С этими словами он впивается в лаваш и с хитринкой в глазах пресекает языком выскользнувший ручеек.
— А завтра утроишь мне комбо-порку?
— Обещаю, что сдержу этот недостойный порыв, что бы ты ни имела в виду. Все останется в сегодняшнем вечере.
— И в моей голове, — ворчливо добавляю я.
— Думал, ты легко выбрасываешь из головы мешающие воспоминания.
Артем аккуратно подбирает слова, чтобы не нарушить обещания, и эта прилежность забавит, но замечание вдруг поджигает фитилек мысли, которая давно крутилась в голове.
— Знаешь, что, — сообщаю я, и Артем вскидывает брови. — Считай, я оценила и твою заботу, и твою уступчивость, так что закончим кружить вокруг да около. Спрашивай.
— Когда это твоя непритязательность успела превратиться в ощущение долга? — пытается сбежать с темы Артем. — Это вредный сверток этого точно не стоит.
— Все останется в сегодняшнем вечере, — повторяю я его слова. — Или есть на этом свете вещи, от которых тебе страшно?
Укол пронимает его. Артем в мгновение серьезнеет. Край рта дергается в сторону, будто спустили пружинку, и возвращается обратно.
— Я не против спросить, — просто говорит он. — Но обстоятельства не позволяют.
— Благородно. Но помогать не стану, — отрезаю я. — Могу лишь пообещать, что скажу правду.
— Смело, — с уважением говорит Артем. — Ладно.
Он отворачивается и собирается с мыслями, глядя вниз, на волнующуюся чернильную воду канала. Его вопрос лежит на поверхности, но мне надо, чтобы он озвучил его сам.
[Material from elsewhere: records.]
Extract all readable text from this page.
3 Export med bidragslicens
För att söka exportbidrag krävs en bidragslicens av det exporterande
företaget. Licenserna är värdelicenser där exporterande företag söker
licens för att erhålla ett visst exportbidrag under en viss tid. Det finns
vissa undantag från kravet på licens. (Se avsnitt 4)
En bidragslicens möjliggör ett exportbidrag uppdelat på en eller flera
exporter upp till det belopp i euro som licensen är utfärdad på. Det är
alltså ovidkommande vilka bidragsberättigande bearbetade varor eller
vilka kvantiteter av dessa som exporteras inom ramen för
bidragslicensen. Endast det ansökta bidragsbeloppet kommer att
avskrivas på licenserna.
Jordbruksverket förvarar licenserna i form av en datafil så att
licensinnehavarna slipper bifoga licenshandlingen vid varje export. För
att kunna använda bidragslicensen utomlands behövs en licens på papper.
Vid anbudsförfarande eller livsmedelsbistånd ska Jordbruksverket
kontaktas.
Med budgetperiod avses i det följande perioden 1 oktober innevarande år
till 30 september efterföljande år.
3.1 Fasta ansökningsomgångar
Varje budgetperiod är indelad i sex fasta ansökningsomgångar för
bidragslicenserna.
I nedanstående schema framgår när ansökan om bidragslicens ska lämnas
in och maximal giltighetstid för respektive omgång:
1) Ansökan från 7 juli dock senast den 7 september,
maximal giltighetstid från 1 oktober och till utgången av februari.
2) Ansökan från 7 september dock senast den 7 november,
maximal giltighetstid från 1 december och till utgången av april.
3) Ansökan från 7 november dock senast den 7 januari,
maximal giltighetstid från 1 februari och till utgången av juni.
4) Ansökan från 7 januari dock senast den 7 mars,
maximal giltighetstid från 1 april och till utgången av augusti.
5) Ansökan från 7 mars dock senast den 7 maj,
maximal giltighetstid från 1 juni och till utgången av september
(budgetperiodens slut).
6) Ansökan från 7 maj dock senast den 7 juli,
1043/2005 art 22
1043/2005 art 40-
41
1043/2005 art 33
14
— Как ты справляешься с воспоминаниями?
Я выдыхаю. Я подозревала об этом. Сильный пожар всегда оставляет следы на том, к чему прикасаются языки пламени. Как бы умело не счищали копоть, сколько бы слоев краски не наносили, напоминания о нем всегда останутся внутри. Наши шрамы остаются с нами, даже если мы отказываемся их замечать.
Артему страшней, чем мне, открыть глаза и снова увидеть их. Поэтому он выбирает безопасный для себя вопрос.
Я ловлю себя на том, что в этот момент чувствую себя гораздо сильней. И поэтому готова ответить правдиво.
— Плохо. Особенно в последнее время.
Артем молчит.
— Но это временно. Мы не для того тогда лишались рассудка от страсти, чтобы сейчас легко выбросить произошедшее из памяти.
— Пожалуй, — усмехается Артем.
Я заворачиваю остатки шаурмы в пакет и ищу глазами урну. Но рядом ее нет. А сдвинься мы хоть немного с этого места, волшебство откровения тут же исчезнет.
— Я тоже не подозревал, что с этим будут проблемы.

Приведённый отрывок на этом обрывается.